Congé de sollicitation après avoir trouvé un nouvel emploi

 

Une question parlementaire récente me donne l’occasion de nous pencher sur le cas du travailleur en préavis qui a déjà retrouvé un nouvel emploi. A-t-il encore droit, dans ce cas-là, à un congé de sollicitation durant la période du préavis?

La position du SPF Emploi a toujours été de dire que même si le travailleur a déjà trouvé un nouvel emploi, la possibilité doit lui être donnée de prendre ses jours de congé de sollicitation pour continuer à chercher un nouvel emploi qui correspond encore mieux à ses aspirations personnelles.

Cette position ne nous semble pas conforme à la jurisprudence majoritaire qui se retranche derrière un arrêt de la Cour de Cassation du 9 avril 1965. Cet arrêt précise que le législateur a fait dépendre la possibilité d’être absent du travail à la recherche d’un nouvel emploi et qu’il ne peut plus être fait usage de cette possibilité s’il s’avère certain que le travailleur en question a déjà retrouvé un nouvel emploi et a conclu un nouveau contrat de travail en ce sens.

Dans la pratique, il nous semble donc toujours possible pour l’employeur de refuser d’accorder des jours de sollicitation si son travailleur a déjà un nouveau contrat de travail en poche chez un nouvel employeur.

Précisons tout de même que la décision finale appartient au juge se penchant sur le litige.
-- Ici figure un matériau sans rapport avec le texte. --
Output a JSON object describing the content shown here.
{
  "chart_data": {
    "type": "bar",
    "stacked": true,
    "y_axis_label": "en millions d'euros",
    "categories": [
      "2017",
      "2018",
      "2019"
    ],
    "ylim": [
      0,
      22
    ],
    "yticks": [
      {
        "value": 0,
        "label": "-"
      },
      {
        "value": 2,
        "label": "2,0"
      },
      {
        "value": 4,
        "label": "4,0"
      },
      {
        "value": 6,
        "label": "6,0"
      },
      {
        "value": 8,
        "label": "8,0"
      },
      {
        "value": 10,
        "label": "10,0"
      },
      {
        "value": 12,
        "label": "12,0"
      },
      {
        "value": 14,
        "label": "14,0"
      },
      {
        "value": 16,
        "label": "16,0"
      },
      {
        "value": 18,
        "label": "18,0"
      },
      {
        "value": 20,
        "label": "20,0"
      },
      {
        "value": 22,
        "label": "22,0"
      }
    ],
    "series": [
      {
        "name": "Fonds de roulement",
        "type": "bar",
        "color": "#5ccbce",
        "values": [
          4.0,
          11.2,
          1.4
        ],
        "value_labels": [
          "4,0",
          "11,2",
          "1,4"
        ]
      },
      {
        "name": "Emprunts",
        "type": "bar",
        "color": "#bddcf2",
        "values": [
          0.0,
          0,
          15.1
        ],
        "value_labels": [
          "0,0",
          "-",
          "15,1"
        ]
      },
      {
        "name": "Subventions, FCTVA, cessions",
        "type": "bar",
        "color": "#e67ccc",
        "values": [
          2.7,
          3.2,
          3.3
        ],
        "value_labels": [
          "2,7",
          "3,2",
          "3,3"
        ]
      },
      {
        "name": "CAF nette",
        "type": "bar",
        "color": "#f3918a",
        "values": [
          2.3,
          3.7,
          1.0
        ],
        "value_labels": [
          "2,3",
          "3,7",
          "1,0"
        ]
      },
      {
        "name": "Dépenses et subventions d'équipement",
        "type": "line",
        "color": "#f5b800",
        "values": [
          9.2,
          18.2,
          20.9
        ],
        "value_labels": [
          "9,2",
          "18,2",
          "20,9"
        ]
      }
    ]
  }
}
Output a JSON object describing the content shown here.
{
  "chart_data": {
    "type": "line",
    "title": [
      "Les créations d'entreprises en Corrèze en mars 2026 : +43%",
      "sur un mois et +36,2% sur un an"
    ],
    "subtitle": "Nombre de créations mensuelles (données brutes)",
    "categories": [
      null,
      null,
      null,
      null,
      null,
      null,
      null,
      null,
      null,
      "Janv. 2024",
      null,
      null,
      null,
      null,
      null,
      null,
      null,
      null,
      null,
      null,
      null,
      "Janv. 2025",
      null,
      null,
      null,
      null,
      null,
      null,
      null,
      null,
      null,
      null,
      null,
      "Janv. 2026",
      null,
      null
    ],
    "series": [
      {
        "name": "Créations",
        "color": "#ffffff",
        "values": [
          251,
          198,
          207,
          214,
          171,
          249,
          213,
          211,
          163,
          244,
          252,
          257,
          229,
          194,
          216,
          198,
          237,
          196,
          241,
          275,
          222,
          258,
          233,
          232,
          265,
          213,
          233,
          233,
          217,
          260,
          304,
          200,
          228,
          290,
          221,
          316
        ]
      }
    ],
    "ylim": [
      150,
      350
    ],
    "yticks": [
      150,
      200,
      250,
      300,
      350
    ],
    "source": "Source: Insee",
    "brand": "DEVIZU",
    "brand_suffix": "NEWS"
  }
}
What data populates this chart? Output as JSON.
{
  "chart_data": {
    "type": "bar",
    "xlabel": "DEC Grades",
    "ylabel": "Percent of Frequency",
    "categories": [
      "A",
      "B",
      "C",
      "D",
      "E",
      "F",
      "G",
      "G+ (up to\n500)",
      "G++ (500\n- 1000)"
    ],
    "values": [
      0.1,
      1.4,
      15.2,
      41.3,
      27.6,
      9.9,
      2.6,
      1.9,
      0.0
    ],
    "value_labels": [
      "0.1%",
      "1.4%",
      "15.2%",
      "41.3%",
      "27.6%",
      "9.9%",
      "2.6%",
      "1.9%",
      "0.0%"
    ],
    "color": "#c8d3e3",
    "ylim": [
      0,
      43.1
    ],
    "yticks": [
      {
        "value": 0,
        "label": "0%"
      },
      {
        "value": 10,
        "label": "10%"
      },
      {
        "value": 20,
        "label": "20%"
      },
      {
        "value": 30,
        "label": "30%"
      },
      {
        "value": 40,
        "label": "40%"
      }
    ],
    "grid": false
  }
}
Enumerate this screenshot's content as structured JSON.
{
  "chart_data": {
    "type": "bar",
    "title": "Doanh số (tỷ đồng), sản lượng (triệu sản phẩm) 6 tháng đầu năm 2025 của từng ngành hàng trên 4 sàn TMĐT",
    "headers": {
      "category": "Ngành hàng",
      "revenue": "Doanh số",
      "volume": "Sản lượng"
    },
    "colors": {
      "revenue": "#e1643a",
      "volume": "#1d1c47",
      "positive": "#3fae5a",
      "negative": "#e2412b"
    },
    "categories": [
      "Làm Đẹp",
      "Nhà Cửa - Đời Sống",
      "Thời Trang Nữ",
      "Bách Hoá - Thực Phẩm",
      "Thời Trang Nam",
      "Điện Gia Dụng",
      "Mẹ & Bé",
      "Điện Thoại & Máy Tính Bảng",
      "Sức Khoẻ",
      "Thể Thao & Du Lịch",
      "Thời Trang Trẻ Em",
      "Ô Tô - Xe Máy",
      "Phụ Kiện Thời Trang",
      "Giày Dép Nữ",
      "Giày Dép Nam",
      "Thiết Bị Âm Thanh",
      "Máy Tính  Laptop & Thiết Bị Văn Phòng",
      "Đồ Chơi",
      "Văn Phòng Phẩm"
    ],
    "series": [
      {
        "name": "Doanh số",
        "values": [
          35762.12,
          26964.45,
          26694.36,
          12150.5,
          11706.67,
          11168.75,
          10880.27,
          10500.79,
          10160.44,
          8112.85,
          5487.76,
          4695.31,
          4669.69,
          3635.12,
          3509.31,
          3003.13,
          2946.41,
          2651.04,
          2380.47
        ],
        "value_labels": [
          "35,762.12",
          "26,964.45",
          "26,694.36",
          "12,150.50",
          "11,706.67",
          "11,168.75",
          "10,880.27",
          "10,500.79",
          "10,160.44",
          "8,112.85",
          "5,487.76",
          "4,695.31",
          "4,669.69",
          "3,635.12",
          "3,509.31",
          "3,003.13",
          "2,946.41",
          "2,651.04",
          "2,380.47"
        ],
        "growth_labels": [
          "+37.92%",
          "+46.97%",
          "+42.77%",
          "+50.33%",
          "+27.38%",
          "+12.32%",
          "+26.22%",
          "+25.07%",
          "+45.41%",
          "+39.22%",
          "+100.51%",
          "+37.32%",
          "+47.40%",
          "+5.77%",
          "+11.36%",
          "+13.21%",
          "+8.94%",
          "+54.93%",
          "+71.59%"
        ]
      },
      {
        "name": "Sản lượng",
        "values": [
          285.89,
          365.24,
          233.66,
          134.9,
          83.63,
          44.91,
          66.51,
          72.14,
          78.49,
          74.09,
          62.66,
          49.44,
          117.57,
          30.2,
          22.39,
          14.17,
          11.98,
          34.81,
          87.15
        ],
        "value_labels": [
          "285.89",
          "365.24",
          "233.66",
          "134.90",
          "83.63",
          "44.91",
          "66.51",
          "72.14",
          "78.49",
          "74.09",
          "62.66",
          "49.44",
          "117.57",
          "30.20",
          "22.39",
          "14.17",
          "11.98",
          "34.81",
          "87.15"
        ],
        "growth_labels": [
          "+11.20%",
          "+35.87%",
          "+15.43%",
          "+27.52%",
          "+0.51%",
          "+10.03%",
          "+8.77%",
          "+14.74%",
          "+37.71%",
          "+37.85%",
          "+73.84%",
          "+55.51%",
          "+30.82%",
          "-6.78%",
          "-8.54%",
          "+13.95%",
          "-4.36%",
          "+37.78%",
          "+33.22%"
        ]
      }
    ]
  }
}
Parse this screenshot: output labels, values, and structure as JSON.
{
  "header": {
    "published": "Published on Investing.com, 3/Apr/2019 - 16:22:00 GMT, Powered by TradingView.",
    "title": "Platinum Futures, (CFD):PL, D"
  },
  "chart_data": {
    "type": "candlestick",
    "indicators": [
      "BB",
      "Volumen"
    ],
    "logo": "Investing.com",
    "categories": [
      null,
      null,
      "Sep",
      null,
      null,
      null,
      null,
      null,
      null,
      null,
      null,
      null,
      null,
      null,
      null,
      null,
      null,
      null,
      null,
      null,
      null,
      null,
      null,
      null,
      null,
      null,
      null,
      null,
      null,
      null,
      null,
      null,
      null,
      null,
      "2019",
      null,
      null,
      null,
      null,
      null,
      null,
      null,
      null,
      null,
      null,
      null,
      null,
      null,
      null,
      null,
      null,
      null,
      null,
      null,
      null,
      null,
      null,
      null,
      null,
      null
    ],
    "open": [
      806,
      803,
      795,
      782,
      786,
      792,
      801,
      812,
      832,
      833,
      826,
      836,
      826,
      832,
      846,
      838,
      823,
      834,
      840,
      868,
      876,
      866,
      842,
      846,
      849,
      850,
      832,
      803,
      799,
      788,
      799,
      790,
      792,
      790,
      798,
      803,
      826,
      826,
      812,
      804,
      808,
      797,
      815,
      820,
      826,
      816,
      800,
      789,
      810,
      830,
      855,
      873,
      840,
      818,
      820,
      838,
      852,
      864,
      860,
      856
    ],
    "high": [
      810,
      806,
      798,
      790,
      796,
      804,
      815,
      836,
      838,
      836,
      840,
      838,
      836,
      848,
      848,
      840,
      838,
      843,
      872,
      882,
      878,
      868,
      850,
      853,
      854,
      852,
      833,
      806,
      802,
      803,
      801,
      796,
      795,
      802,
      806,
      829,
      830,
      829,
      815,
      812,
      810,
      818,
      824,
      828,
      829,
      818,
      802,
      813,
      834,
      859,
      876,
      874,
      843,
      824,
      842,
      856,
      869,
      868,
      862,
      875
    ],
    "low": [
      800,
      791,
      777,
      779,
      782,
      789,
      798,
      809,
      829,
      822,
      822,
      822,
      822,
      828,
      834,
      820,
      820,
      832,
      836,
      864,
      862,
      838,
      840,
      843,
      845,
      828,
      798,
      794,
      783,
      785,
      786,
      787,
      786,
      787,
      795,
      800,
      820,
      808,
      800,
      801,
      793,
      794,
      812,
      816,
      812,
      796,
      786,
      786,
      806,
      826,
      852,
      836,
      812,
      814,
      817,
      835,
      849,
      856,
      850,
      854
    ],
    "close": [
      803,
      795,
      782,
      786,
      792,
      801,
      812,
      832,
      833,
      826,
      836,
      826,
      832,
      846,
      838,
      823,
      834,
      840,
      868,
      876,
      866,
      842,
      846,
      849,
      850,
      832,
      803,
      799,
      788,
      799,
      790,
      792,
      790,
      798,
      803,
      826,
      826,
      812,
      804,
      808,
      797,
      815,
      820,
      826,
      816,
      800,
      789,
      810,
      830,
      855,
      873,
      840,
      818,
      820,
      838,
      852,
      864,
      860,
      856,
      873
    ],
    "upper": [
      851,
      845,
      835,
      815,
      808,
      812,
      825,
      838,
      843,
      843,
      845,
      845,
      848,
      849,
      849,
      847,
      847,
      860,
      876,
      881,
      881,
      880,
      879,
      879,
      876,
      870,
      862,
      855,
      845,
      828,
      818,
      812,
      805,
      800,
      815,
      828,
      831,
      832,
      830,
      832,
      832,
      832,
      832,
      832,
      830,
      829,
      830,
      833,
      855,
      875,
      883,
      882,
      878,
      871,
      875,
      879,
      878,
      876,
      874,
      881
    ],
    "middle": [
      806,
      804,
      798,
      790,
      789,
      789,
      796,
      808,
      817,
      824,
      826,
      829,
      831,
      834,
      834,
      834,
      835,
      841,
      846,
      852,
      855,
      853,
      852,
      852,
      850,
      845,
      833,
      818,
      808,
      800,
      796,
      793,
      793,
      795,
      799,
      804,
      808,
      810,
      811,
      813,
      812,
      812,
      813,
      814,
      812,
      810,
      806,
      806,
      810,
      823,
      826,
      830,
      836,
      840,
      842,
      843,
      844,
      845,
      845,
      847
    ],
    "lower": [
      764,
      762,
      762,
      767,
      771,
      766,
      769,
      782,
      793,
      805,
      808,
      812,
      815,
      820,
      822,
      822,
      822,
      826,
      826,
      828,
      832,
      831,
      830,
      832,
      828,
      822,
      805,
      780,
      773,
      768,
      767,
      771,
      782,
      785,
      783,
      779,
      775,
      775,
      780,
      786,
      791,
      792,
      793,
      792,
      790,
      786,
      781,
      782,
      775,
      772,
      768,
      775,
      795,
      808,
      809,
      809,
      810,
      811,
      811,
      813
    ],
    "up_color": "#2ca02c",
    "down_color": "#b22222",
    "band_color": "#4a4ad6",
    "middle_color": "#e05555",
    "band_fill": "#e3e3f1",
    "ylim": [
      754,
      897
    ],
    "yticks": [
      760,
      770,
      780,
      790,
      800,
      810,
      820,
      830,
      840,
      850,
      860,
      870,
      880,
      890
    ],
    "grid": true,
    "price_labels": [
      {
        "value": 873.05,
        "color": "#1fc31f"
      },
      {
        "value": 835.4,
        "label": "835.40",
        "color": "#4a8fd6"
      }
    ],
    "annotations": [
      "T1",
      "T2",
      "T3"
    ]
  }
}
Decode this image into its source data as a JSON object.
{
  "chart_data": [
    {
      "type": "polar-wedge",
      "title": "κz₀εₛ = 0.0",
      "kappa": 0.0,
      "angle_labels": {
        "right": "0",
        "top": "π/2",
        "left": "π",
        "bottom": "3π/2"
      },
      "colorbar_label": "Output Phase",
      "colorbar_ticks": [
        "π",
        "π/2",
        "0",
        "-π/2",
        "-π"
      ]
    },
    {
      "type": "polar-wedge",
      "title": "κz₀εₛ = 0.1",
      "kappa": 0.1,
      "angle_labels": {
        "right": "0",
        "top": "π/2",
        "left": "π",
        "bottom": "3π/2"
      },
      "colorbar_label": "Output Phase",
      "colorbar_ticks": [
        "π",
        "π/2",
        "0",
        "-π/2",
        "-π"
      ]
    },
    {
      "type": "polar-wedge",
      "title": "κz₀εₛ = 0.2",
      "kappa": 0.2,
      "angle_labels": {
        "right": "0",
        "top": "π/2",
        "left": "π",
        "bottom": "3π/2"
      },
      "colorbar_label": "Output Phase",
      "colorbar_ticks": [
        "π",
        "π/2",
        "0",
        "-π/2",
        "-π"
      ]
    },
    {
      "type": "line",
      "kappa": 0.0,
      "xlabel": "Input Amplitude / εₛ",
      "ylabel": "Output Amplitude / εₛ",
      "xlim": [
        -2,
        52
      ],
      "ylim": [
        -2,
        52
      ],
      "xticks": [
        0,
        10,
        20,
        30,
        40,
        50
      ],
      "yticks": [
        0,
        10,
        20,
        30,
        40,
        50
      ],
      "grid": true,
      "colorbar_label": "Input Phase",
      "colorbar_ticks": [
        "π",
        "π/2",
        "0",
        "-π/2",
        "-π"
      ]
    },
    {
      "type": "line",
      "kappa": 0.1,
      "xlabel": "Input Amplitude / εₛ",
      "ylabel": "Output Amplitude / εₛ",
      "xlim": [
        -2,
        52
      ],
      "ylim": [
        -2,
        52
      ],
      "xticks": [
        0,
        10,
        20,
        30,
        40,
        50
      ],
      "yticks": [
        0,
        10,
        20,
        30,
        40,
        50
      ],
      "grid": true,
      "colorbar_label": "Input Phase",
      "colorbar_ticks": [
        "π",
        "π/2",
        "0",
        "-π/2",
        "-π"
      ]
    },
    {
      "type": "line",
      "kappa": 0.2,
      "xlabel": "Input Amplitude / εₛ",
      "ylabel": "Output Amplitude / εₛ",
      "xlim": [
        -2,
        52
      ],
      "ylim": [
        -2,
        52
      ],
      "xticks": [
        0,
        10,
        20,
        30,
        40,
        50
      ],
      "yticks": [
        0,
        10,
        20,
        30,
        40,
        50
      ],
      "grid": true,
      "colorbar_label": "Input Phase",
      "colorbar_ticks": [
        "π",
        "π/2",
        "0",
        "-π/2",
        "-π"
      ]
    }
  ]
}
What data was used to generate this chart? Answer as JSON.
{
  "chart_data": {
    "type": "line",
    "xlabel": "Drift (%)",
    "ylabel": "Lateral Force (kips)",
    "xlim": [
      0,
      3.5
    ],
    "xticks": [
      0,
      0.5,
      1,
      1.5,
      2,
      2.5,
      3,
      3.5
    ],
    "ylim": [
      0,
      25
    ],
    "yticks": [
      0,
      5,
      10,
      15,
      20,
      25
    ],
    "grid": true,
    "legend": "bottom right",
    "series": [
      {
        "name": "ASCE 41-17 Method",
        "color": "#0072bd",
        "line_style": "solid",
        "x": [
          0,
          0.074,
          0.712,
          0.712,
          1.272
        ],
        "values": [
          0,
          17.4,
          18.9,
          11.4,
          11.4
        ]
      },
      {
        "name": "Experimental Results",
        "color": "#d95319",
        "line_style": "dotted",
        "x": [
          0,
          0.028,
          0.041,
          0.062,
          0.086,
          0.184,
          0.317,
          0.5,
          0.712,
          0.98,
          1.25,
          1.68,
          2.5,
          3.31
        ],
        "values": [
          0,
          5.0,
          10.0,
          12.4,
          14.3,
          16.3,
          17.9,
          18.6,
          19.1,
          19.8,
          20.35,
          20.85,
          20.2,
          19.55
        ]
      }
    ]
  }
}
Il se pourrait qu’il ne se sente pas lié par la jurisprudence majoritaire et qu’il adopte la position selon laquelle le travailleur maintient malgré tout son droit d’absence, même s’il a déjà conclu un nouveau contrat chez un autre employeur.

Le point sur lequel tout le monde est d’accord porte sur la finalité du congé. S’il s’avère certain que le travailleur n’a pas utilisé le congé pour aller solliciter, l’employeur peut lui retirer le paiement du salaire garanti pour les heures d’absence sur base de la théorie de l’abus de droit. Le droit du travailleur a en effet été détourné de sa finalité. Mais il revient à l’employeur de prouver cet abus de droit.

(Question n° 174 de madame la députée Zuhal Demir du 03 mars 2011 à la vice-première ministre et
ministre de l’Emploi et de l’Égalité des chances, chargée de la Politique de migration et d’asile, Loi relative aux contrats de travail. – Le congé pour rechercher un nouvel emploi, QRVA n°27, 53e législature, p.151)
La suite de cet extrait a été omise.